Regex pattern to select boundary words excluding words inside double quotes

37 Views Asked by At

I give up! I have tried so many different things here and what little hair I have left Im losing so if someone could help me out Id be most grateful.

I have some badly formed Json:

friend_in_need: {
    id: 3
    
    possible: {
        is_ironman: yes
        difficulty: {">": 1}
        has_start_date: {"<": "1936-01-02"}
        has_any_custom_difficulty_setting: no
        game_rules_allow_achievements: yes
    }
    
    happened: {
        has_country_flag: "achievement has joined faction"
    }
}

... that I am trying to clean up in various steps using Regex replacement statements.

The step I am trying to do next is to match each key and string values so that I append double quotes around them, like the following:

"friend_in_need": {
    "id": 3
    
    "possible": {
        "is_ironman": "yes"
        "difficulty": {">": 1}
        "has_start_date": {"<": "1936-01-02"}
        "has_any_custom_difficulty_setting": "no"
        "game_rules_allow_achievements": "yes"
    }
    
    "happened": {
        "has_country_flag": "achievement has joined faction"
    }
}

I have tried various different methods having some success sorting the keys first however I cannot find a way to select the string values excluding those values already in quotes. Id be more than happy to do this in multiple steps if necessary.
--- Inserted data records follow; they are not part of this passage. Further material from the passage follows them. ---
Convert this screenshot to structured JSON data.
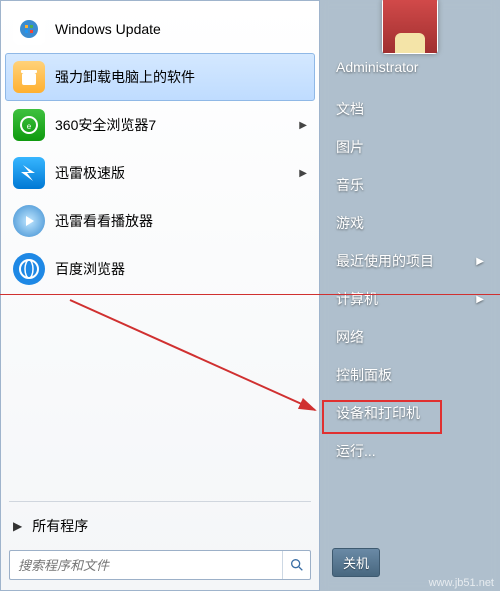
{
  "programs": [
    {
      "label": "Windows Update",
      "icon": "windows-update-icon",
      "submenu": false,
      "selected": false
    },
    {
      "label": "强力卸载电脑上的软件",
      "icon": "uninstall-icon",
      "submenu": false,
      "selected": true
    },
    {
      "label": "360安全浏览器7",
      "icon": "360-browser-icon",
      "submenu": true,
      "selected": false
    },
    {
      "label": "迅雷极速版",
      "icon": "xunlei-speed-icon",
      "submenu": true,
      "selected": false
    },
    {
      "label": "迅雷看看播放器",
      "icon": "xunlei-kankan-icon",
      "submenu": false,
      "selected": false
    },
    {
      "label": "百度浏览器",
      "icon": "baidu-browser-icon",
      "submenu": false,
      "selected": false
    }
  ],
  "allPrograms": {
    "label": "所有程序"
  },
  "search": {
    "placeholder": "搜索程序和文件"
  },
  "rightPanel": {
    "user": "Administrator",
    "items": [
      {
        "label": "文档",
        "submenu": false,
        "highlight": false
      },
      {
        "label": "图片",
        "submenu": false,
        "highlight": false
      },
      {
        "label": "音乐",
        "submenu": false,
        "highlight": false
      },
      {
        "label": "游戏",
        "submenu": false,
        "highlight": false
      },
      {
        "label": "最近使用的项目",
        "submenu": true,
        "highlight": false
      },
      {
        "label": "计算机",
        "submenu": true,
        "highlight": false
      },
      {
        "label": "网络",
        "submenu": false,
        "highlight": false
      },
      {
        "label": "控制面板",
        "submenu": false,
        "highlight": true
      },
      {
        "label": "设备和打印机",
        "submenu": false,
        "highlight": false
      },
      {
        "label": "运行...",
        "submenu": false,
        "highlight": false
      }
    ]
  },
  "shutdown": {
    "label": "关机"
  },
  "watermark": "www.jb51.net",
  "colors": {
    "highlight": "#e03030"
  }
}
For example, I know these parts get me closer..

(?:\".+?\") matches everything between the brackets \b([a-zA-Z0-9@_]+)\b matches boundary words \S might be better

But I cant combine the two to not match the 1st. I thought this would work, but it didn't:

(?!(?:\".+?\")))\b([a-zA-Z0-9@_]+)\b

Any help would be greatly appreciated.

Thanks in advance!!!

2

There are 2 best solutions below

4
Karan Shishoo On BEST ANSWER

You can achieve this by using negative lookbehind and negative lookahead markers. if you used something along the lines of -

(?<![\"\w])\w+(?![\"\w])

It will match all word char groups that are not preceded by other word chars or " and that are not followed by other word chars or "

you can replace the \w+ in the middle to better fit your use-case as needed

0
Mr. Irrelevant On

You can use this python snippet to get this done:

import re

myjson = 'friend_in_need: { id: 3      possible: {       is_ironman: yes       
difficulty: {">": 1}       has_start_date: {"<": "1936-01-02"}      
has_any_custom_difficulty_setting: no       game_rules_allow_achievements: yes   
}   happened: {        has_country_flag: "achievement has joined faction"   }}'
x = re.sub(r"(?<![\"\w])\w+(?![\"\w])", r'"\g<0>"', myjson)
print(x)

result:

"friend_in_need": { "id": "3"      "possible": {       "is_ironman": "yes"       
"difficulty": {">": "1"}       "has_start_date": {"<": "1936-"01"-02"}      
"has_any_custom_difficulty_setting": "no"       
"game_rules_allow_achievements": "yes"   }   "happened": {        
"has_country_flag": "achievement "has" "joined" faction"   }}